The hard question is how to do that fast.
Practice: QEMU user mode simulation
QEMU has an userland mode that makes it very easy to play with userland ARM code on your x86 machine to see what is happening, as long as your guest and host are the same OS.
In this mode, what happens is that binary translation takes care of the basic instructions, and system calls are just forwarded to the host system calls.
E.g., for Linux on Linux with a Linux freestanding (no glibc) hello world:
main.S
.text
.global _start
_start:
asm_main_after_prologue:
/* write */
mov x0, 1
adr x1, msg
ldr x2, =len
mov x8, 64
svc 0
/* exit */
mov x0, 0
mov x8, 93
svc 0
msg:
.ascii "hello syscall v8\n"
len = . - msg
GitHub upstream.
Then assemble and run as:
sudo apt-get install qemu-user gcc-aarch64-linux-gnu
aarch64-linux-gnu-as -o main.o main.S
aarch64-linux-gnu-ld -o main.out main.o
qemu-aarch64 main.out
and it outputs the expected:
hello syscall v8
You can even run ARM programs compiled against the C standard library, and GDB step debug the program!
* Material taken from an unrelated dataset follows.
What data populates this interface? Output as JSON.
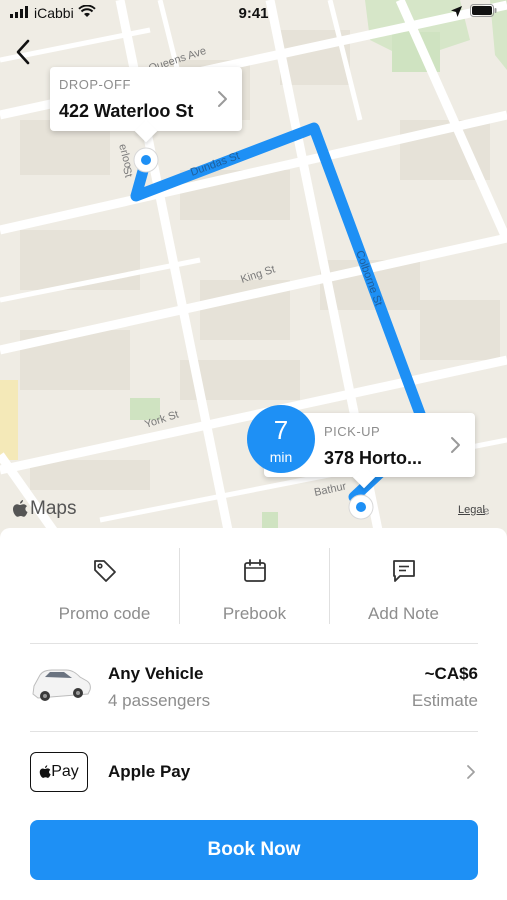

See this concrete example: How to single step ARM assembly in GDB on QEMU?
Since we are talking about binary translation, we can also enable some logging to see the exact translation that QEMU is doing:
qemu-aarch64 -d in_asm,out_asm main.out
Here:
in_asm
refers to the ARM guest input assemblyout_asm
refers to X86 host generated assembly that gets run
The output contains:
----------------
IN:
0x0000000000400078: d2800020 mov x0, #0x1
0x000000000040007c: 100000e1 adr x1, #+0x1c (addr 0x400098)
0x0000000000400080: 58000182 ldr x2, pc+48 (addr 0x4000b0)
0x0000000000400084: d2800808 mov x8, #0x40
0x0000000000400088: d4000001 svc #0x0
OUT: [size=105]
0x5578d016b428: mov -0x8(%r14),%ebp
0x5578d016b42c: test %ebp,%ebp
0x5578d016b42e: jne 0x5578d016b482
0x5578d016b434: mov $0x1,%ebp
0x5578d016b439: mov %rbp,0x40(%r14)
0x5578d016b43d: mov $0x400098,%ebp
0x5578d016b442: mov %rbp,0x48(%r14)
0x5578d016b446: mov $0x4000b0,%ebp
0x5578d016b44b: mov 0x0(%rbp),%rbp
0x5578d016b44f: mov %rbp,0x50(%r14)
0x5578d016b453: mov $0x40,%ebp
0x5578d016b458: mov %rbp,0x80(%r14)
0x5578d016b45f: mov $0x40008c,%ebp
0x5578d016b464: mov %rbp,0x140(%r14)
0x5578d016b46b: mov %r14,%rdi
0x5578d016b46e: mov $0x2,%esi
0x5578d016b473: mov $0x56000000,%edx
0x5578d016b478: mov $0x1,%ecx
0x5578d016b47d: callq 0x5578cfdfe130
0x5578d016b482: mov $0x7f8af0565013,%rax
0x5578d016b48c: jmpq 0x5578d016b416
so in the IN
section, we see our hand written ARM assembly code, and in the OUT
section we see the generated x86 assembly.
Tested in Ubuntu 16.04 amd64, QEMU 2.5.0, binutils 2.26.1.
QEMU full system emulation
When you boot Android in QEMU however, it is not running an userland binary of course, but rather doing full system simulation, where it runs the actual Linux kernel and all devices in the simulation.
Full system simulation is more accurate, but a bit slower, and you need to give a kernel and disk image to QEMU.
To try that out, have a look at the following setups:
- build AOSP from source and run it on QEMU: How to compile the Android AOSP kernel and test it with the Android Emulator?
- build a minimal beautiful Linux system with Buildroot and run it with QEMU: How to download the Torvalds Linux Kernel master, (re)compile it, and boot it with QEMU?
- build and run run baremetal code on QEMU: https://github.com/cirosantilli/linux-kernel-module-cheat/tree/79b35fb395f9f7f7621609186931408fe2f79881#baremetal-setup-getting-started
KVM
If you run Android X86 on QEMU, you will notice that it is much faster.
The reason is that QEMU uses KVM, which is a Linux kernel feature that can run the guest instructions directly on the host!
If you happen to have a powerful ARM machine (yet rare as of 2019), you can also run ARM on ARM with KVM much faster.
For this reason, I recommend that you stick to X86 simulation of AOSP if you are on an X86 host as mentioned at: How to compile the Android AOSP kernel and test it with the Android Emulator?, unless you really need to touch something low level.